Medicinal products that cause significant sustained elevation in gastric pH, such as protonĀ-pump inhibitors and h2-antagonists may reduce bioavailability and plasma concentrations of gefitinib and, therefore, may reduce efficacy. Antacids if taken regularly close in time to administration of gefitinib may have a similar effect (see Interactions and Pharmacology: Pharmacokinetics under Actions).
Data from phase II clinical trials, where gefitinib and vinorelbine have been used concomitantly, indicate that gefitinib may exacerbate the neutropenic effect of vinorelbine.
Further precautions for use: Patients should be advised to seek medical advice immediately if they experience severe or persistent diarrhoea, nausea, vomiting or anorexia as these may indirectly lead to dehydration. These symptoms should be managed as clinically indicated (see Adverse Reactions).
Patients presenting with signs and symptoms suggestive of keratitis such as acute or worsening: eye inflammation, lacrimation, light sensitivity, blurred vision, eye pain and/or red eye should be referred promptly to an ophthalmology specialist.

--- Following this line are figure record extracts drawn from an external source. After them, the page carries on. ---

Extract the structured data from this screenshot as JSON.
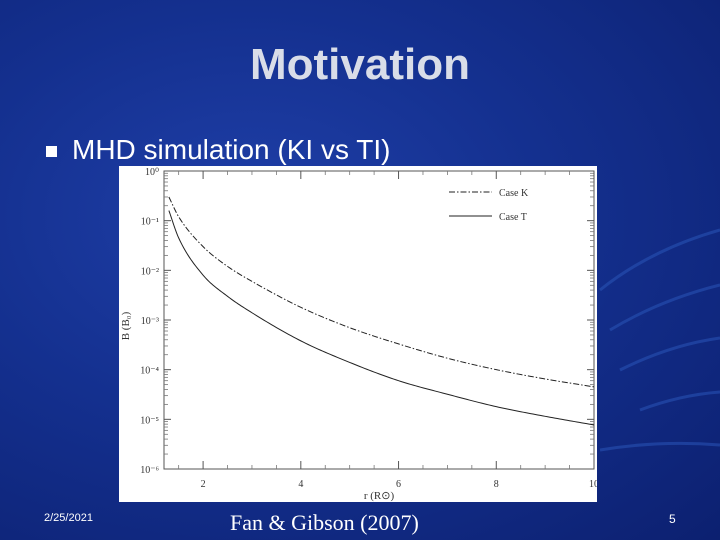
{
  "slide": {
    "title": "Motivation",
    "bullet_text": "MHD simulation (KI vs TI)",
    "footer_date": "2/25/2021",
    "footer_citation": "Fan & Gibson (2007)",
    "page_number": "5"
  },
  "theme": {
    "background": "#14308f",
    "title_color": "#d9dde8",
    "text_color": "#ffffff"
  },
  "chart_data": {
    "type": "line",
    "xlabel": "r (R⊙)",
    "ylabel": "B (B₀)",
    "xlim": [
      1.2,
      10
    ],
    "ylim": [
      1e-06,
      1
    ],
    "yscale": "log",
    "x_ticks": [
      "2",
      "4",
      "6",
      "8",
      "10"
    ],
    "y_ticks": [
      "10⁰",
      "10⁻¹",
      "10⁻²",
      "10⁻³",
      "10⁻⁴",
      "10⁻⁵",
      "10⁻⁶"
    ],
    "legend_position": "top-right",
    "series": [
      {
        "name": "Case K",
        "style": "dash-dot",
        "x": [
          1.3,
          1.5,
          2,
          2.5,
          3,
          4,
          5,
          6,
          7,
          8,
          9,
          10
        ],
        "values": [
          0.3,
          0.12,
          0.03,
          0.012,
          0.006,
          0.0018,
          0.0007,
          0.00033,
          0.00017,
          0.0001,
          6.5e-05,
          4.5e-05
        ]
      },
      {
        "name": "Case T",
        "style": "solid",
        "x": [
          1.3,
          1.5,
          2,
          2.5,
          3,
          4,
          5,
          6,
          7,
          8,
          9,
          10
        ],
        "values": [
          0.16,
          0.045,
          0.008,
          0.003,
          0.0014,
          0.00038,
          0.00014,
          6e-05,
          3.2e-05,
          1.8e-05,
          1.15e-05,
          7.7e-06
        ]
      }
    ]
  }
}
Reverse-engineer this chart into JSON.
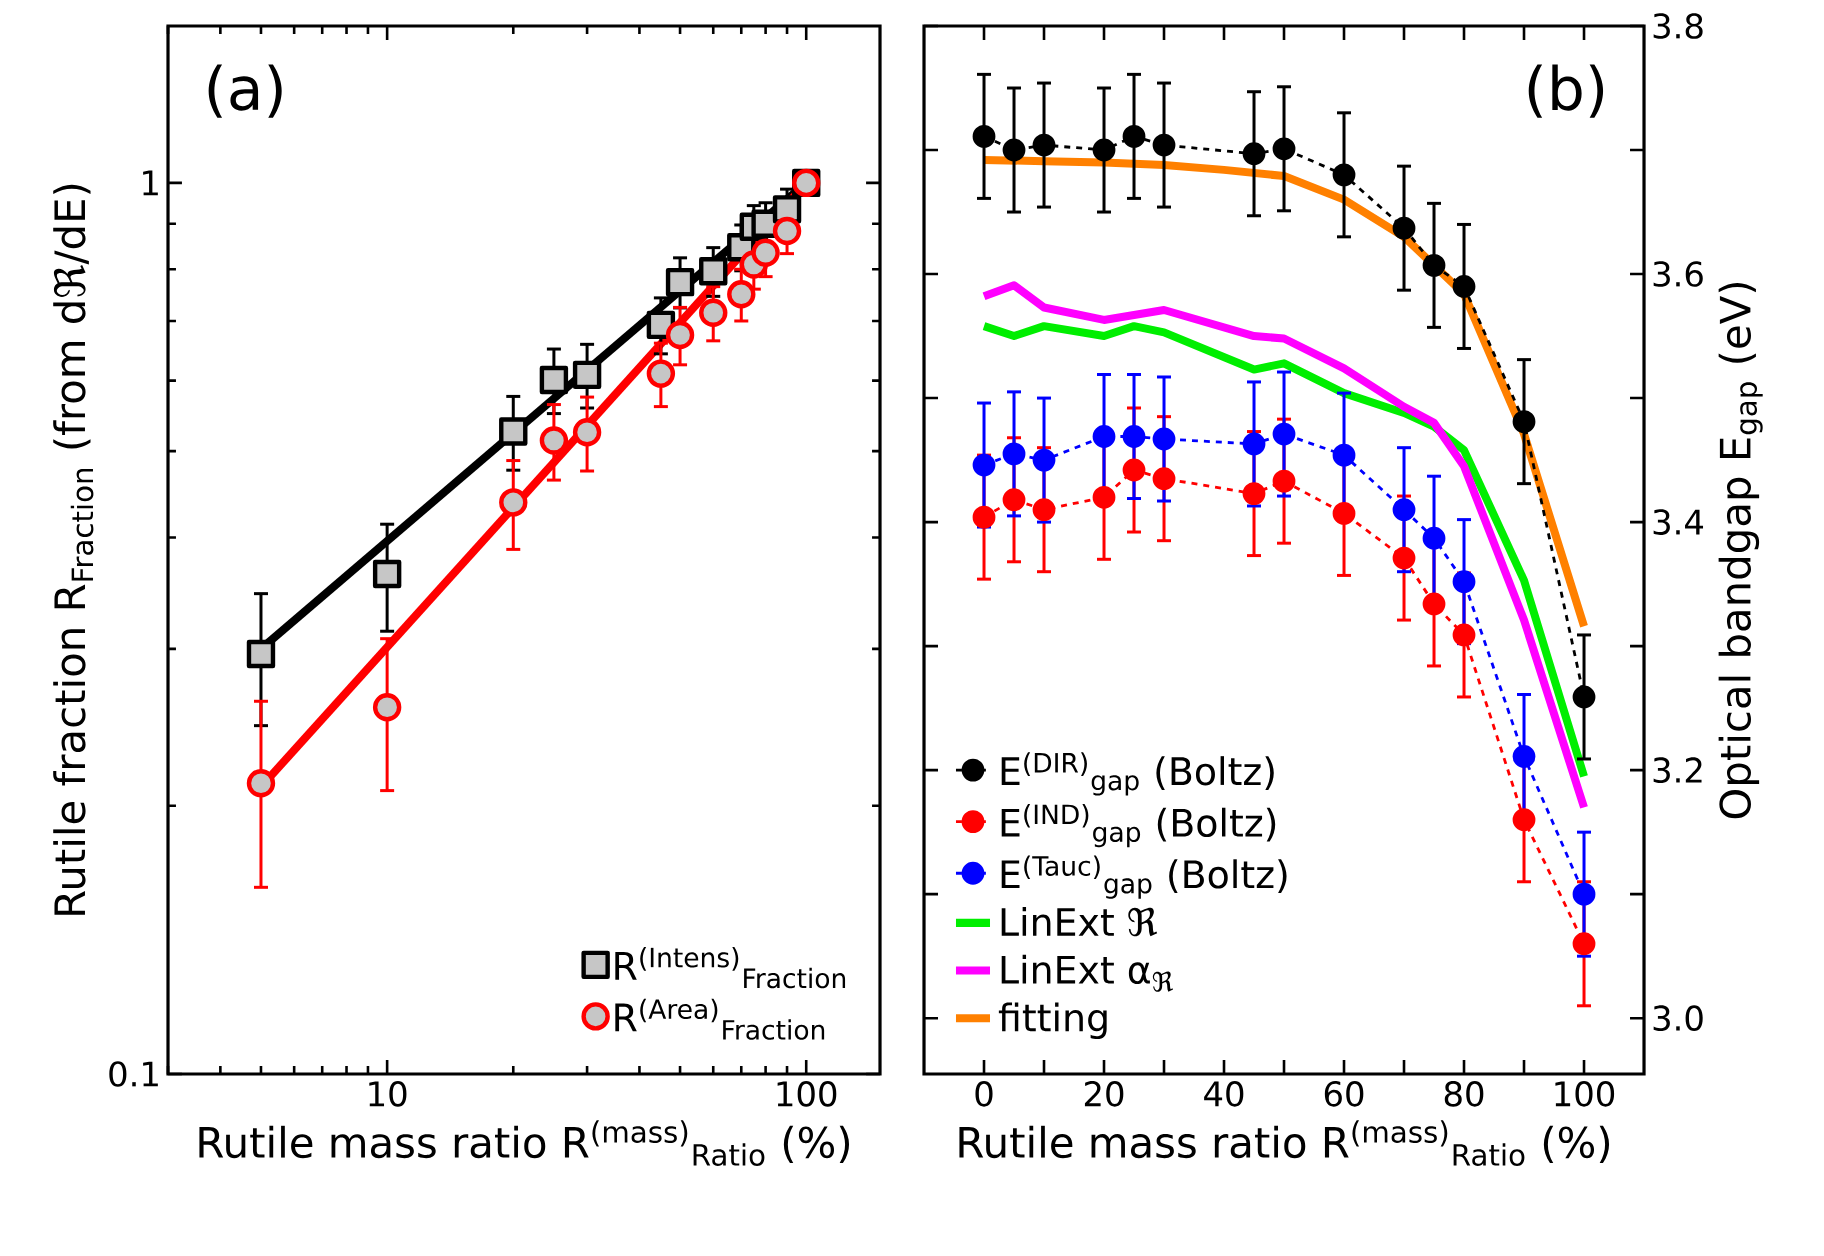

If a diagnosis of ulcerative keratitis is confirmed, treatment with gefitinib should be interrupted, and if symptoms do not resolve, or if symptoms recur on reintroduction of gefitinib, permanent discontinuation should be considered.
In a phase I/II trial studying the use of gefitinib and radiation in paediatric patients, with newly diagnosed brain stem glioma or incompletely resected supratentorial malignant glioma, 4 cases (1 fatal) of Central Nervous System (CNS) haemorrhages were reported from 45 patients enrolled. A further case of CNS haemorrhage has been reported in a child with an ependymoma from a trial with gefitinib alone. An increased risk of cerebral haemorrhage in adult patients with NSCLC receiving gefitinib has not been established.
Gastrointestinal perforation has been reported in patients taking gefitinib. In most cases this is associated with other known risk factors, including concomitant medications such as steroids or NSAIDS, underlying history of GI ulceration, age, smoking or bowel metastases at sites of perforation.
Effects on ability to drive and use machines: During treatment with gefitinib, asthenia has been reported. Therefore, patients who experience this symptom should be cautious when driving or using machines.